Principal revelação do vôlei brasileiro nos últimos anos, o ponteiro Darlan Souza, 23, está tendo sua primeira experiência atuando em uma liga estrangeira.
Após uma passagem bem-sucedida de seis anos pelo Sesi Bauru, em que conquistou o título da Copa Libertadores (2020) e da Superliga (2023/24), o atleta carioca foi contratado em junho do ano passado pela equipe italiana Rana Verona.
A estreia na tradicional liga do país europeu foi com o pé direito, no fim de outubro, quando Darlan anotou 15 pontos e ajudou seu time a vencer a primeira partida da temporada 2025/26 contra o Bluenergy Piacenza, do companheiro de seleção Lukas Bergmann.
Após 19 partidas, o Rana Verona é o atual vice-líder da competição, com 45 pontos, cinco atrás do Scai Perugia, campeão na temporada 2023/24.
Darlan é o segundo maior pontuador da equipe, com 244 pontos, atrás apenas do malinês Noumory Keita, que soma 295. O brasileiro também é o quarto melhor sacador da liga, com 40 aces até aqui.
Ele atribui à recepção carinhosa dos companheiros de time o início positivo que vem experimentando na Itália.
“Eu cheguei ao Rana Verona com o objetivo de aprender em todos os sentidos, afinal tudo era novo na minha primeira experiência em um clube fora do Brasil. No início, eu não sabia o que esperar, mas fui recebido de uma maneira em que me senti parte de uma verdadeira família”, afirmou o ponteiro à Folha.
“Ficou realmente fácil me adaptar em tão pouco tempo. O acolhimento dos atletas, dirigentes, patrocinadores e torcedores fez toda a diferença. Agora, eu já estou bem à vontade e me sentindo muito grato por tudo o que estou vivendo”, acrescentou.
Darlan disse que sentia a necessidade de se desafiar no que classifica como o “campeonato mais forte do mundo” para se tornar um jogador “mais constante”, com menos oscilações dentro de quadra no decorrer das partidas.
Ele assinalou que está tendo a oportunidade de evoluir seu jogo atuando ao lado do levantador da seleção dos Estados Unidos, Christenson Micah, “um gênio”.
“Aqui, os treinos são mais intensos. Destaco em especial o saque, que é bem mais efetivo do que no Brasil.”
O ponteiro natural do Rio de Janeiro disse ainda que, no tempo livre fora das quadras, está buscando aproveitar ao máximo a vida na pequena e histórica cidade de Verona, no nordeste italiano, com cerca de 250 mil habitantes.

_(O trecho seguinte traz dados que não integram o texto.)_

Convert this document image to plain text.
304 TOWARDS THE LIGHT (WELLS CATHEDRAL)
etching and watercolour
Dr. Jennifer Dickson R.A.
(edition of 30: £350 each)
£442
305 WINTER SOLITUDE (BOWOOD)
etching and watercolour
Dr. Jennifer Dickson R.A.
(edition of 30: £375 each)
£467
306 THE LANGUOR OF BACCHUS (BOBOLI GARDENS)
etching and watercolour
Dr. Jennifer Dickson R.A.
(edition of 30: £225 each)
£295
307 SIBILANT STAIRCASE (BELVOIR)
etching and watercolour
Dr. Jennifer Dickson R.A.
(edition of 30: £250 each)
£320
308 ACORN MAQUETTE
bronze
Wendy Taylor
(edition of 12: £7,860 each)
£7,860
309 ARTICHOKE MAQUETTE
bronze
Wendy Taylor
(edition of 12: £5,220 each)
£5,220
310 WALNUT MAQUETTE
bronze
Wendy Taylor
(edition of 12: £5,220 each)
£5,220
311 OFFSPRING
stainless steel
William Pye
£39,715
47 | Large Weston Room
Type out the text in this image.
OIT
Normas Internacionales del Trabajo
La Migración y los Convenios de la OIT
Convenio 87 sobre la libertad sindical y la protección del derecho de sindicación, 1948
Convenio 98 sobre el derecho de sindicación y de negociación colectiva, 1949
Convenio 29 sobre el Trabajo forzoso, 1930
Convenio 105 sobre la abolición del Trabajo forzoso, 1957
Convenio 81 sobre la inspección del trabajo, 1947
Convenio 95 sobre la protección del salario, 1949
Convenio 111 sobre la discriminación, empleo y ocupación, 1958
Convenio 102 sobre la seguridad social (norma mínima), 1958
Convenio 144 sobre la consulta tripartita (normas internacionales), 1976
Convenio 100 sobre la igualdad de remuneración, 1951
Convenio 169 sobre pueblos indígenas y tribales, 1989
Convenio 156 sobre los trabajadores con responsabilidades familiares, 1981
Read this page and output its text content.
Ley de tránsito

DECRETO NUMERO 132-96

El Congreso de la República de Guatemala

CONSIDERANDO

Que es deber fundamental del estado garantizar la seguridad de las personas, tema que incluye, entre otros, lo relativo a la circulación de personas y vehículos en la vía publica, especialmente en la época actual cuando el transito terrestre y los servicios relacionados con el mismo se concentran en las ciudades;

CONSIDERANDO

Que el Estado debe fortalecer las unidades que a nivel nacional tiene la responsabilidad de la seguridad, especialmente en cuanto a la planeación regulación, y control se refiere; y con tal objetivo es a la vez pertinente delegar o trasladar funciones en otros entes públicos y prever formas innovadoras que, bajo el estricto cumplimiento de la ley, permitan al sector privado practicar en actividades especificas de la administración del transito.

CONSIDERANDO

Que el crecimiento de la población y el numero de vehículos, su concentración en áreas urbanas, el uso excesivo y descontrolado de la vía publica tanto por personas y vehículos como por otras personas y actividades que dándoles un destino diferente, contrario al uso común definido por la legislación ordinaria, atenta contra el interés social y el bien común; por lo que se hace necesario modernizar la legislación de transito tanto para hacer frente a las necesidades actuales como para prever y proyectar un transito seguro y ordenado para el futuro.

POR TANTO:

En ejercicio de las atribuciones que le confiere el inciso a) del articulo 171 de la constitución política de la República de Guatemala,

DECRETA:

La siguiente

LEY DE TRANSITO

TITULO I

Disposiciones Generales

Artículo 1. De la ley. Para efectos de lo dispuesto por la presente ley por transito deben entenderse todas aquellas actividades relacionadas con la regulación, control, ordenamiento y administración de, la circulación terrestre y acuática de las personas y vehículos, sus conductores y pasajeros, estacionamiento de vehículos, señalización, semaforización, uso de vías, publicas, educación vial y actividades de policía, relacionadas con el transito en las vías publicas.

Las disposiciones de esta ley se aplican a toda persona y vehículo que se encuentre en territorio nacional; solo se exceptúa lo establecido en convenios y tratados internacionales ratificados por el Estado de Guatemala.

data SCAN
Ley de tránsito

“A cidade é muito gostosa de se viver. A comida, não tenho nem o que falar. Eles aqui são referência em gastronomia. Mas o mais incrível são as pessoas. Eu me sinto muito conectado e respeitado por todos.”
O bom momento no clube contrasta com a fase atravessada junto com a seleção brasileira.
Em 2025, a equipe treinada por Bernardinho chegou a ter um início promissor na VNL (Liga das Nações), com 11 vitórias em 12 partidas na fase preliminar e triunfo contra a China nas quartas de final. A equipe acabou eliminada pela Polônia nas semifinais, vencendo a Eslovênia na disputa pelo bronze.
O maior revés, porém, viria no Campeonato Mundial, nas Filipinas. Uma derrota por 3 sets a 0 para a Sérvia, além de um set perdido em vitória sobre a China, sacramentaram a primeira eliminação da seleção ainda na fase de grupos em 55 anos.
Apesar do ano sem títulos e da queda precoce no Mundial, Darlan disse considerar que o saldo, de forma geral, foi positivo. “Na Liga das Nações, fizemos 15 jogos e só tivemos duas derrotas, com a melhor campanha da primeira fase. No Mundial, foram três jogos e duas vitórias. Infelizmente, não nos classificamos, mas se você for olhar, jogamos 18 vezes em 2025 e perdemos três jogos.”
Embora já seja hoje um dos rostos mais conhecidos da nova geração do vôlei brasileiro, Darlan reconheceu que ainda está procurando se acostumar com o papel de ídolo do esporte.
“Ainda não tenho o currículo daqueles que foram ídolos de gerações anteriores. Ainda estou buscando meu lugar ao sol. Vivemos um processo de renovação e tenho muita estrada para percorrer. Mas é claro que o carinho dos torcedores é uma coisa que me deixa muito feliz. Sei que muitos se identificam comigo.”
Darlan disse que a torcida brasileira também pode continuar esperando pelo gesto característico conhecido como “jutsu”, inspirado no mangá de grande sucesso Naruto, antes dos saques ou na comemoração de pontos importantes. “É um ritual de concentração que eu gosto muito e me ajuda a me conectar comigo mesmo, em busca do meu melhor.”